6) After people have publicly stated their intention to do something, they are motivated to act consistent with their commitment. Active commitments are more likely to be followed through on. This is why you want people to affirmatively and publically agree in jury selection because once they have done so in the presence of the panel they feel obligated to be consistent in the jury room.
7) Arguing against your self interests makes you seem more trustworthy and honest in the eyes of others. This is why good waiters will sometimes tell you what not to order or recommend something less expensive on the menu. This is why good lawyers should be truthful and honest with the jury about the warts and blemishes in their case.
8) We’re most likely to relate to others when we share similarities – even subtle ones. People are attracted to professions with names like their own. People like products that match their own name. We like people who are like us. Common interests, appearances and beliefs bond people.
9) Matching verbalizations and mirroring elicits a generous response. It leads to enhance trust. I’ve written about NLP mirroring of others as a means of creating rapport.
10) Authenticity in smiling helps encourage others to have more positive experiences. This is why you should have your client give the jury panel a genuine smile when you introduce your client.
11) People show a greater desire when an item is scarce or unique. This is why we tell jurors that our cases are uniquely important and a rare opportunity to make a difference or change a behavior.
12) If you make a request, include the word ‘because’ and a strong rationale.
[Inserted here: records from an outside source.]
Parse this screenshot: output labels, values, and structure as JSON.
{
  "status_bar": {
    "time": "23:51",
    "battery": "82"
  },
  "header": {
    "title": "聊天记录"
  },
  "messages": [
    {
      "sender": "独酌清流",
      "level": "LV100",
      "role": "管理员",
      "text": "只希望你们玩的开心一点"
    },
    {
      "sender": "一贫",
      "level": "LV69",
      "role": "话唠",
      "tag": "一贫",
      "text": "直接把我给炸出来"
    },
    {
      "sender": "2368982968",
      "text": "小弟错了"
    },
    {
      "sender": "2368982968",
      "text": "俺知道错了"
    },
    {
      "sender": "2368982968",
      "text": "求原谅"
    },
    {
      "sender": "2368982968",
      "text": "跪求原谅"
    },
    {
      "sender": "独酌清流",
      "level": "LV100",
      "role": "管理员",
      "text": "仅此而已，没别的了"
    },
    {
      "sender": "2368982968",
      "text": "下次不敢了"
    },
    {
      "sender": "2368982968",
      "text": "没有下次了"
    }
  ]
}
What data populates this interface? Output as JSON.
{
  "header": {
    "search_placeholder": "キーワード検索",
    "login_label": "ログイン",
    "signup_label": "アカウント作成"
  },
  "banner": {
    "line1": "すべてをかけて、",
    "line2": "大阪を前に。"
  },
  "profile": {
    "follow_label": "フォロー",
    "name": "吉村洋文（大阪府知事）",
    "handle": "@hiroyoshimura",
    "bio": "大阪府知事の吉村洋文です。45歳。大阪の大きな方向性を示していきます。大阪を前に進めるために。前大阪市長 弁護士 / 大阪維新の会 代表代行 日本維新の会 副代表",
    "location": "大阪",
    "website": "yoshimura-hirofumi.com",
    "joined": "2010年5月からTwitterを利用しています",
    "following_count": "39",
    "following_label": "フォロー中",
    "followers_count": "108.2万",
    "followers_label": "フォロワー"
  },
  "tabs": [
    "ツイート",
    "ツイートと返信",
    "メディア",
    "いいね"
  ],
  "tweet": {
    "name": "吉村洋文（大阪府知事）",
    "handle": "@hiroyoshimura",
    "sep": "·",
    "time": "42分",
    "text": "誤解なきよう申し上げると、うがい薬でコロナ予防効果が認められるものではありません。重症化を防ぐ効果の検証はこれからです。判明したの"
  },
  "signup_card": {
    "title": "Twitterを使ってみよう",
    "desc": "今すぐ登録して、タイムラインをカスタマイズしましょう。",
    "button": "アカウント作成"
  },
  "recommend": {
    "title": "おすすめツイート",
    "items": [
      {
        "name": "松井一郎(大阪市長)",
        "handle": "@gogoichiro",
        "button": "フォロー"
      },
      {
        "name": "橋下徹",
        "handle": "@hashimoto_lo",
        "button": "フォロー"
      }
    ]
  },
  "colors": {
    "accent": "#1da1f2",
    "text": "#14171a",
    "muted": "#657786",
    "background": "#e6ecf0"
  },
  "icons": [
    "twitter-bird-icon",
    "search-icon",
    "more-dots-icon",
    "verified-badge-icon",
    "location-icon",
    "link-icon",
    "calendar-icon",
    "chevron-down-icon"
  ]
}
The research about the use of “because” after a request is amazing in demonstrating simply giving a reason, even a weak one, increases the chance of agreement substantially.
13) Rhyming phrases are viewed as more accurate and pleasing.
14) Miscommunication is more likely in email due to lack of inflection and tone as part of the message.
15) Social influence differs by culture. In individualistic societies focus on the benefit to the self. In collectivistic societies, focus on the benefit to the group members. Individualistic societies are motivated by prior commitment. Collectivistic societies are motivated by what peers do.If dealing from someone from a collectivistic culture, remember that communication is viewed as part of building the relationship.